ひきこもり対談⑥:ひきこもりと不登校の違い・続き

※ しばらく中断していましたので、前回の一部を再掲し連載を再開します。

野村 「アカシヤ会」の場合はですね、学校との関係が整理つくと結構元気になっていくといいますか、つまりこれもとても乱暴な言い方だけれども、「学校に行かない」という選択をキチンと出来れば問題のかなりの部分が解決するんですよ。ですから親御さんがそういう風に思っていけることで「今度学校の先生とのやりとりでもこういう風に言ってみるわ」、という感じになってね。具体的な手がかりを掴んで帰りやすいんですよ。最後は笑顔になったり笑い声で話が弾んだり。やはり最初は、みんな身を縮めてますからね。例会の話し合いを進める中で実際そうやって不登校を体験した親御さんの体験談とか工夫を聞いて相当手がかりは掴みやすい。つまり学校との関係で無理に学校に行かないという選択肢がはっきりしてくれば結構解決していくんですね。
 ところがひきこもりの場合が難しいのは「社会に出ない」という選択肢がなかなか出来ないわけです。不登校の場合「行かない」という選択肢ですけれども、ひきこもりの場合は「何かをしなければならない」ということの解答を常に求められる。親も、支援者の側も。で、答えが無いんですよ、それについては。そこの違いはとても大きいと思いますよ。

杉本 いや、明快ですね。その話は。うん。非常に深く頷きます。

野村 ええ。だからもう極論すればね。「別に働かなくてもいいんだよ」って。「一生家にいたっていいんじゃない?」って。極端なことを言えばですよ、そういう選択肢を本人も親も割り切って開き直って持てれば、だいぶ精神状態は良くなると思うんですよ。でもそれってとても難しいと思いませんか?

杉本 確かに難しいですね(笑)。

野村 まあ、非常に比喩的な言い方をすると、「行かない」「しない」という選択肢でかなりの部分解決するのが不登校だとすればですね、ひきこもりの場合は常に「何かやらなければならない」という解決を求められるのがあるわけです。
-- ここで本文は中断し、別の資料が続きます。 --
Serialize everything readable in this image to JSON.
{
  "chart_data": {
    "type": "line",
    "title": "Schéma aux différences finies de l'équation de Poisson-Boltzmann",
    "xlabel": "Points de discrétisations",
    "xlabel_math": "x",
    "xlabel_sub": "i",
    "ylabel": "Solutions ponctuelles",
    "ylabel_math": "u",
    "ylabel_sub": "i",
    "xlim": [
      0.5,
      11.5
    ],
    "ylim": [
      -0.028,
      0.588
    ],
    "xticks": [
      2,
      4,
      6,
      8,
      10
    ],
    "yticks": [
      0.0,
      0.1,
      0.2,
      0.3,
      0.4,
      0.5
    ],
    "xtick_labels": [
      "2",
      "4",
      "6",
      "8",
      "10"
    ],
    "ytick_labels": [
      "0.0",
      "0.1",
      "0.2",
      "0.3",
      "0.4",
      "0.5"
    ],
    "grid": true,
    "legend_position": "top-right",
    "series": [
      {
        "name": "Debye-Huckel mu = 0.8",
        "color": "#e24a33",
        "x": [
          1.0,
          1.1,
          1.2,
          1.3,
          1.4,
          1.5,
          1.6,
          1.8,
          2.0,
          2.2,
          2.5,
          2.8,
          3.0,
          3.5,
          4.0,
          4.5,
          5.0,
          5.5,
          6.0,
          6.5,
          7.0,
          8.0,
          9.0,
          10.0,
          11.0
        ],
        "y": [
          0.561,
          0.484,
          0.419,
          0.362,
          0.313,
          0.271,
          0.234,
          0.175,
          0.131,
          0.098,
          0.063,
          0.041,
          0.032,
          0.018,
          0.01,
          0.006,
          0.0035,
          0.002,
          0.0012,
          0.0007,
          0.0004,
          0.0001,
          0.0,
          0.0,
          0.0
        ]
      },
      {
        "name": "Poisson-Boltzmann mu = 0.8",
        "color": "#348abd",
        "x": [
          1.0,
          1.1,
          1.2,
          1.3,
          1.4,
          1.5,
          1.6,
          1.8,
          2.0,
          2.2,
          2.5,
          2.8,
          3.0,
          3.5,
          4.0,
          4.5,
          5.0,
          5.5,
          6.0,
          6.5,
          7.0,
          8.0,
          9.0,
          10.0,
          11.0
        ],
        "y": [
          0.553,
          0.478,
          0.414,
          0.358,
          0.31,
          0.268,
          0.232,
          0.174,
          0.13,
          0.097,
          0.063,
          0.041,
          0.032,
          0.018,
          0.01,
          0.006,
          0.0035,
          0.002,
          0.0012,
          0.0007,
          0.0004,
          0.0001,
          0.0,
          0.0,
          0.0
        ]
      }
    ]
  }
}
杉本 う~ん。つまりある意味では不登校の子の場合は親御さんが変わればだいぶ元気になる。ひきこもりは僕もずいぶん乱暴なことを言いますけど、親御さんが一生懸命勉強して、知識を得てもそう動きがない可能性もあるから、親御さんもなかなか徒労感が大きい、支援者の人も徒労感がある、というようなものかもしれませんね。